Lenin died in January 1924 and in May his Testament was read aloud at the Central Committee but Zinoviev and Kamenev argued that Lenin's objections had proven groundless and that Stalin should remain General Secretary. The Central Committee decided not to publish the testament.

Meanwhile the campaign against Trotsky intensified and he was removed from the position of People's Commissar of War before the end of the year. In 1925, Trotsky was denounced for his essay Lessons of October which criticised Zinoviev and Kamenev for initially opposing Lenin's plans for an insurrection in 1917. Trotsky was also denounced for his theory of permanent revolution which contradicted Stalin's position that socialism could be built in one country, Russia, without a worldwide revolution. As the prospects for a revolution in Europe, particularly Germany, became increasingly dim through the 1920s, Trotsky's theoretical position began to look increasingly pessimistic as far as the success of Russian socialism was concerned.

With the resignation of Trotsky as War Commissar the unity of the troika began to unravel. Zinoviev and Kamenev again began to fear Stalin's power and felt that their positions were threatened. Stalin moved to form an alliance with Bukharin and his allies on the right of the party who supported the New Economic Policy and encouraged a slowdown in industrialisation efforts and a move towards encouraging the peasants to increase production via market incentives. Zinoviev and Kamenev denounced this policy as a return to capitalism. The conflict erupted at the Fourteenth Party Congress held in December 1925 with Zinoviev and Kamenev now protesting against the dictatorial policies of Stalin and trying to revive the issue of Lenin's Testament which they had previously buried. Stalin now used Trotsky's previous criticisms of Zinoviev and Kamenev to defeat and demote them and bring in allies like Molotov, Voroshilov and Mikhail Kalinin. Trotsky was dropped from the politburo entirely in 1926. The Fourteenth Congress also saw the first developments of the Stalin personality cult with Stalin being referred to as "leader" for the first time and becoming the subject of effusive praise from delegates.

Trotsky, Zinoviev and Kamenev formed a United Opposition against the policies of Stalin and Bukharin but they had lost influence as a result of the inner party disputes and in October 1927 Trotsky, Zinoviev and Kamenev were expelled from the Central Committee. In November, prior to the Fifteenth Party Congress Trotsky and Zinoviev were expelled from the Communist Party itself as Stalin sought to deny the Opposition any opportunity to make their struggle public. By the time the Congress finally convened in December 1927 Zinoviev had capitulated to Stalin and denounced his previous adherence to the opposition as "anti-Leninist" and the few remaining members still loyal to the opposition were subjected to insults and humiliations. By early 1928 Trotsky and other leading members of the Left Opposition had been sentenced to internal exile.

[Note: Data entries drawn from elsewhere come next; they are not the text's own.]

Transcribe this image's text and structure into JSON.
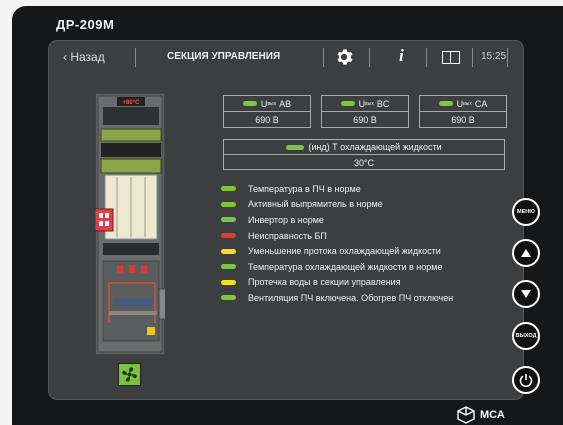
{
  "device": {
    "model": "ДР-209М",
    "logo_text": "МСА"
  },
  "topbar": {
    "back_label": "Назад",
    "title": "СЕКЦИЯ УПРАВЛЕНИЯ",
    "info_label": "i",
    "clock": "15:25"
  },
  "cabinet": {
    "temp_badge": "+80°С"
  },
  "voltages": [
    {
      "label_main": "U",
      "label_sub": "вых",
      "label_phase": "AB",
      "value": "690 В",
      "color": "#7ec540"
    },
    {
      "label_main": "U",
      "label_sub": "вых",
      "label_phase": "BC",
      "value": "690 В",
      "color": "#7ec540"
    },
    {
      "label_main": "U",
      "label_sub": "вых",
      "label_phase": "CA",
      "value": "690 В",
      "color": "#7ec540"
    }
  ],
  "coolant": {
    "label": "(инд) Т охлаждающей жидкости",
    "value": "30°С",
    "color": "#7ec540"
  },
  "status_items": [
    {
      "text": "Температура в ПЧ в норме",
      "color": "#7ec540"
    },
    {
      "text": "Активный выпрямитель в норме",
      "color": "#7ec540"
    },
    {
      "text": "Инвертор в норме",
      "color": "#7ec540"
    },
    {
      "text": "Неисправность БП",
      "color": "#e83a2a"
    },
    {
      "text": "Уменьшение протока охлаждающей жидкости",
      "color": "#f4e01a"
    },
    {
      "text": "Температура охлаждающей жидкости в норме",
      "color": "#7ec540"
    },
    {
      "text": "Протечка воды в секции управления",
      "color": "#f4e01a"
    },
    {
      "text": "Вентиляция ПЧ включена. Обогрев ПЧ отключен",
      "color": "#7ec540"
    }
  ],
  "side_buttons": {
    "menu": "МЕНЮ",
    "exit": "ВЫХОД"
  },
  "icons": [
    "gear-icon",
    "info-icon",
    "panel-icon",
    "fan-icon",
    "arrow-up-icon",
    "arrow-down-icon",
    "power-icon",
    "mca-logo-icon"
  ]
}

Stalin now moved against Bukharin by appropriating Trotsky's criticisms of his right wing policies and he promoted a new general line favouring collectivization of the peasantry and rapid industrialization of industry forcing Bukharin and his supporters into a Right Opposition.

At the Central Committee meeting held in July 1928, Bukharin and his supporters argued that Stalin's new policies would cause a breach with the peasantry. Bukharin also alluded to Lenin's Testament. While Bukharin had support from the party organization in Moscow and the leadership of several commisariats Stalin's control of the secretariat was decisive in that it allowed Stalin to manipulate elections to party posts throughout the country giving him control over a large section of the Central Committee. The Right Opposition was defeated and Bukharin attempted to form an alliance with Kamenev and Zinoviev but it was too late.